All the movies, the books, the stories, they were right—your life does end in a flash. One minute I'm running for my life, and the next a pair of headlights flash in my vision. The next moment I go into cardiac arrest and suddenly, I stop living and start just being. Blackness surrounds me…no light, no colors, just a lonely empty feeling. I vaguely remember hearing people around me. I heard a siren in the distance. I heard the person who hit me scream and cry, spewing apologies. It's not your fault, I wanted to tell her. My body was too busy convulsing to be able to speak.
"Move away! Out of the way! Back up!" I hear someone say—footsteps stumbling out of the way of whoever the man was. Suddenly a gasp sounds beside me, followed by a quiet, "Oh my, God."
Tears sprung at my eyes—that much I know. I was so wrong before when I listed the things I would wish I had done. Never finishing a trivial book? Never finishing the things on my bucket list? A strangled sound escaped my mouth, one that was supposed to be a laugh. Those things are things that will never really matter. Ever.

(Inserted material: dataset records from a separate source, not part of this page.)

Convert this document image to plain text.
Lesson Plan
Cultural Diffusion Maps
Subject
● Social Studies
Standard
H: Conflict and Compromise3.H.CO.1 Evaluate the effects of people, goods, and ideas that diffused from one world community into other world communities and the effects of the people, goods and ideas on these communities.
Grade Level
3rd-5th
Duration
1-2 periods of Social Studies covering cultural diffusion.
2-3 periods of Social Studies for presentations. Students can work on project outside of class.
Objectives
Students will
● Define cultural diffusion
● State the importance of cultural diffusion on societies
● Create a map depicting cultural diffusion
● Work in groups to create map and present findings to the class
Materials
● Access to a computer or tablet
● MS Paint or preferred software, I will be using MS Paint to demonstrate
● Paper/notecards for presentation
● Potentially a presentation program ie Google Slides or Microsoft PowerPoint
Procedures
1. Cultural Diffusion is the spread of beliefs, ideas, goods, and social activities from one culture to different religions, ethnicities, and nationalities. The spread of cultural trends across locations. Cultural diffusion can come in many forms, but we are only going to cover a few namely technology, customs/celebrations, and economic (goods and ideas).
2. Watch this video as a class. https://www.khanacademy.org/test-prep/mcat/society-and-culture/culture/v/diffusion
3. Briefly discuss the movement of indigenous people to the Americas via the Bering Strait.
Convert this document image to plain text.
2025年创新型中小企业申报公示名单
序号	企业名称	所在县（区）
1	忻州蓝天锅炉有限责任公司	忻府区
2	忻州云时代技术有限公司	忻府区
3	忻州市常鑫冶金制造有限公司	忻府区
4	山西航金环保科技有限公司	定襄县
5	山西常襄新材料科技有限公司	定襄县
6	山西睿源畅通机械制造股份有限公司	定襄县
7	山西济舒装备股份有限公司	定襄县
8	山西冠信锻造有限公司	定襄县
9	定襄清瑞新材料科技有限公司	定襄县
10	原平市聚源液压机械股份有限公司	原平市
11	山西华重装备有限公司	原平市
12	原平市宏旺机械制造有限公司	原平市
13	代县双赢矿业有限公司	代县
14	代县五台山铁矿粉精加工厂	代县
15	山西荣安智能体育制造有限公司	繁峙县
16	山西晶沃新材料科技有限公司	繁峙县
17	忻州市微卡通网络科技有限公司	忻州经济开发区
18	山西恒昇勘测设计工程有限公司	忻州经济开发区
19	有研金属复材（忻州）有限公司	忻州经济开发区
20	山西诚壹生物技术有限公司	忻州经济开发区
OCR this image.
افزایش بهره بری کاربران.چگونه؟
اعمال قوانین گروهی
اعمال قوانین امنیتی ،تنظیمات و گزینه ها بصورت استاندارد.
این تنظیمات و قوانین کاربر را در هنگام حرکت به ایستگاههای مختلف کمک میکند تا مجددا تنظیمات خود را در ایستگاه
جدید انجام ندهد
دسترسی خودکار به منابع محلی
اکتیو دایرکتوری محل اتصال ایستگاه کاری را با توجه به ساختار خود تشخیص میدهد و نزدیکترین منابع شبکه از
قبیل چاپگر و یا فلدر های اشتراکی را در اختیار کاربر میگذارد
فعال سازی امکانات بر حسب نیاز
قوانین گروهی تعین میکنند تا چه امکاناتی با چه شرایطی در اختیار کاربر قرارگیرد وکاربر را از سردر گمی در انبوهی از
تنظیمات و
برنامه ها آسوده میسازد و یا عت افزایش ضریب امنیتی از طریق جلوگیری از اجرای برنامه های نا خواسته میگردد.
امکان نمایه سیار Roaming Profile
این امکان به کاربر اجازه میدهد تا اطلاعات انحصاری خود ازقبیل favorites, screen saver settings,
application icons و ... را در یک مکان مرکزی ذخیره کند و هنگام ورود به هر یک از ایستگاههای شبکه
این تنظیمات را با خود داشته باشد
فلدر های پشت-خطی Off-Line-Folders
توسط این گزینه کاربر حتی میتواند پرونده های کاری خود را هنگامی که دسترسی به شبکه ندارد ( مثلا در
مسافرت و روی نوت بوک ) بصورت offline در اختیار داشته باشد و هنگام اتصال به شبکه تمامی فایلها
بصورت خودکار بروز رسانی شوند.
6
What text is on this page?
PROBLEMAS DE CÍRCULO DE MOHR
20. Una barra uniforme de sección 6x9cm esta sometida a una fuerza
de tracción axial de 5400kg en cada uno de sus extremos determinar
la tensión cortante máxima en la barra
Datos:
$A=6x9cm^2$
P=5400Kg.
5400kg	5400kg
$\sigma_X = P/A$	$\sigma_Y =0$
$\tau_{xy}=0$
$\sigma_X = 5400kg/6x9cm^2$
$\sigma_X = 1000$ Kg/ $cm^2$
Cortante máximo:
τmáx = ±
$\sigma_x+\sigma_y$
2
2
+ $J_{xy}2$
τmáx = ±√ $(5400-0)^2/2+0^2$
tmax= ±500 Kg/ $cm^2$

Saying goodbye to my mom and dad—that's what matters. Saying I loved my dad even though he never supported me, even though he wanted a son—that's what matters. Getting to greet my baby brother when he is born in a month—that's what matters. Stopping the tears I knew my mom would be crying over me, stopping the guilt I knew my dad would feel over my death, beating up the people that would try to bully my brother—those things mattered. And Sam, oh Sam, how I hope what we had wasn't love and that you can get over me easily. All of this is my fault, anyways.
More sirens and wailing filled my ears. All of these tears and time spent for me? Go home—go back to where people are waiting for you. I'm already halfway gone. Suddenly a new voice enters the crowd, a voice I know very well. "Oh honey, no! No! My baby!"
Mom, no! Don't see me like this. Remember me how I was before—not the rebellious teenager who wanted to do extreme dare devil stunts—but as the perfect daughter I saw through your eyes. Small white specks entered my vision and I tried to lift my hand to reach them. My body hemorrhaged, shocks of electricity going through my now cold veins. "She's gone, ma'am. I'm sorry…there was nothing we could do."
Goodbye, mom—you were always supportive of me. Goodbye, dad—you always pushed me to do my best. Goodbye, brother—I'm sure you would have been the best little brother in the world. Goodbye, Sam—I'm sure one of us would have finally gained the courage to ask the other on a date. Goodbye, blond girl—have a good life and marry that guy you were with earlier. He looked like a keeper. Goodbye, friends—you were always there when I needed you. I'm sorry I'm not good with words and could never tell you all how much you really ment to me. Goodbye…goodbye all of you...I'll...I'll miss you.
That's when my heart officially stopped beating—October 12th of the year 2010, at 11:27:57 pm.